I am such an anal dork. I was working up my return with TaxACT and TurboTax… trying to find out which method was more cost effective. In the end, I went with TurboTax, although they charge more for State returns, because TaxACT wasn’t 7.95 as advertised. And TurboTax got me more money… so the extra cost was balanced to around the same in the end.

Phew. At least I don’t owe any money this year. Now… I have to do my mother’s taxes…

I couldn’t sleep. It is 5am and I cannot sleep. I was just thinking, and of course this thinking leads to finances.

I have a job, but my finances are less than ideal. In short, I feel that I am living above my means when considering how much I am saving. Of course for the first few paychecks, I did splurge after having months of semi-good behavior.

I dislike living the high-life paycheck to paycheck. Also, working in the asset protection and building environment, I would eventually like to have some assets to invest.

I wasn’t cushy by any means before I quit my last job, but I did have the provisions for a few months of self-sufficiency, a few thousand squirreled away. However, I did do something awfully stupid and went on vacation during the summer.
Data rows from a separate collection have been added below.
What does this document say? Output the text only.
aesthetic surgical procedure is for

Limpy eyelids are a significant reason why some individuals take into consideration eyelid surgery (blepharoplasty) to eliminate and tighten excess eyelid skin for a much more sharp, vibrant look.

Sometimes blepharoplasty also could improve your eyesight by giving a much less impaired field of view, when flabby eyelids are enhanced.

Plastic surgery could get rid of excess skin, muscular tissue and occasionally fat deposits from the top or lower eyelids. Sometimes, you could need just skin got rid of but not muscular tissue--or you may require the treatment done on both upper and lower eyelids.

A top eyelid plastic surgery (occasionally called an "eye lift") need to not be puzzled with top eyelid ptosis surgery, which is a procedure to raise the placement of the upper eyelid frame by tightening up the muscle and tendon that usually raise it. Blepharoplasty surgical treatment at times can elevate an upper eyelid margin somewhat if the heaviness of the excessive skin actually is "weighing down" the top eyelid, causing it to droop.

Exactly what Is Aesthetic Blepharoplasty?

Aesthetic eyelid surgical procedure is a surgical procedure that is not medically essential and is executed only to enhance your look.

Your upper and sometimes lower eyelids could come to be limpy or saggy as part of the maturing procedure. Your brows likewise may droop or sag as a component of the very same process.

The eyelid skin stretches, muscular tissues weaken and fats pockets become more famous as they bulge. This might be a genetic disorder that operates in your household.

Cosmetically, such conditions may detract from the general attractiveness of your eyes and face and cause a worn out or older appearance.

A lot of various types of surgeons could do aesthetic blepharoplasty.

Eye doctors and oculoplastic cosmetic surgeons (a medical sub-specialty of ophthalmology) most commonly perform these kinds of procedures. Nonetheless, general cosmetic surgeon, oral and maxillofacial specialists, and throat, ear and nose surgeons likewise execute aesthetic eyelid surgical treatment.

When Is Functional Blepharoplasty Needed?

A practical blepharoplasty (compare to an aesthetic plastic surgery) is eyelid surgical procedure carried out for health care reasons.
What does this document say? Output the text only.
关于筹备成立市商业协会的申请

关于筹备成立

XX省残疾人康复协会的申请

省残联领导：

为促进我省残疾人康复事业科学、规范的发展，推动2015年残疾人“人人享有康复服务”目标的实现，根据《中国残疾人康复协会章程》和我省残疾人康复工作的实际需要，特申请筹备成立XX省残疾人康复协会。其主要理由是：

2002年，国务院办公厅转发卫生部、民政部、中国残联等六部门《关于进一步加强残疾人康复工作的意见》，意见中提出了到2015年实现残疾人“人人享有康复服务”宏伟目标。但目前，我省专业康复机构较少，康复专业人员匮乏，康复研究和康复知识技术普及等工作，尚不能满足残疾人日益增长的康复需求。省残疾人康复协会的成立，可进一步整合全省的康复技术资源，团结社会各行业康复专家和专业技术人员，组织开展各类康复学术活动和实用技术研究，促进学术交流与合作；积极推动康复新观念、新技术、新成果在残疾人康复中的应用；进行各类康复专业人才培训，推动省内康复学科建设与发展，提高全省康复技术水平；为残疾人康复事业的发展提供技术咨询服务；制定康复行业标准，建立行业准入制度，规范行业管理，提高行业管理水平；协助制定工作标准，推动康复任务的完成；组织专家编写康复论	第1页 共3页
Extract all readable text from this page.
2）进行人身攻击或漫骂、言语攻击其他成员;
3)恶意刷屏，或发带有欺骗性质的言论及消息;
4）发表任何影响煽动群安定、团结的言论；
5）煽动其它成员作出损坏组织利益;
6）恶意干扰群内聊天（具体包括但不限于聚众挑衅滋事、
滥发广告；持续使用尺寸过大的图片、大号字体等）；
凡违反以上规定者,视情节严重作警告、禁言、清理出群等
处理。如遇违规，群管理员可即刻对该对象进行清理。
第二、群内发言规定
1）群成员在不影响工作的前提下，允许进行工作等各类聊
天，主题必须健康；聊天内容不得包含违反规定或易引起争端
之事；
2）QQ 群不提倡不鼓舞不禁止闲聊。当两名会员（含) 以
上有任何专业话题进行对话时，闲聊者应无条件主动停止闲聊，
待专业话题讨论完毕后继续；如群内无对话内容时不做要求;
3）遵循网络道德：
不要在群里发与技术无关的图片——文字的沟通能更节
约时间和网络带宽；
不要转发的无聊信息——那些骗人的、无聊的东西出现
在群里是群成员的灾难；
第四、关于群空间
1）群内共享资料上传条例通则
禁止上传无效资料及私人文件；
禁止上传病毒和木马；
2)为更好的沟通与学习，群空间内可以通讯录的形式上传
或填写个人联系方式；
Times like this, when I am up at almost the crack of dawn, I like to read livejournal debt blogs to experience a little bit of Schadenfreude. Of course, it isn’t all kittens and bubbles. I actually did not know how dangerous Student Loans can be when defaulted. Everyone seems to say, “student loans are better than any other loans,” but that isn’t the case. Mortgages, at least are not negative loans, but student loans when they are defaulted are scary creatures, perhaps just as scary as Credit Cards.

Anyway, I’ve started to use mint.com to track my student loans, credit cards, checking, savings, and stocks. After everything factored in, my net worth is in the negatives… ha ha ha… I will say that this is because of my lack of savings and my student loans. They actually track all my spending out of my checking and organizes them depending on the institution. You can set up budgets and see how much you actually spend on bars, food, shopping, and paying bills.

In other news, I don’t know my credit score. I have seen my report, but I CANNOT find a single source that offers it one time for free (unless I sign up for something with a credit card, which seems a bit counter intuitive). I think legally they are only required to show you your report and not your credit score, huh?

We all just crowded around someone’s monitor and watched the procession around 10am-1pm. I flittered between doing my work and looking over my co-worker’s shoulder.

I like the speech and I was wowed by how many people showed up. Another co-worker was somewhere there amongst the craziness… infecting people with her cold. How lovely. But really, it must have been amazing to be there in that moment.

I have been feeling good. Tired, but good. However, some time in the evening today, I realized that I’ve let these paranoid antisocial feelings crawl back up again. I think it’s the winter days and the fact that I don’t see the sun during the weekdays except for the small walk to and from the train station every morning. Otherwise, I get off around 6pm-7pm and it’s dark.

I remember now how much the daily drudge of the subway commuting and losing most of my day sucks. Of course the grass is always greener. Ideally I would be able to feel productive while still getting out at a decent hour around 4pm and 5pm. I think people need days like that during the winter.

Not like that is going to happen any time soon, though.

Surprisingly the iPhone is keep my spirits up. I wasn’t one to get attached to a phone (maybe a camera, but never a phone in the past), but I feel that I would completely feel handicapped if I was ever to lose it.

I was way too hung over post election to really post… then I got lost in a knitting project.

I spent the night at a local bar that a friend bartends at. It overlooks Times Square and the revelry that happened past 11pm was pretty unreal. All through the streets, on the subways, etc.., people were celebrating, clapping, and so very happy.

I got the spend the night with good friends, lots of drinks, and I made cupcakes.

Yay Obama!

Aaron Hayes says, “In recessions, philosophers are the first to go.”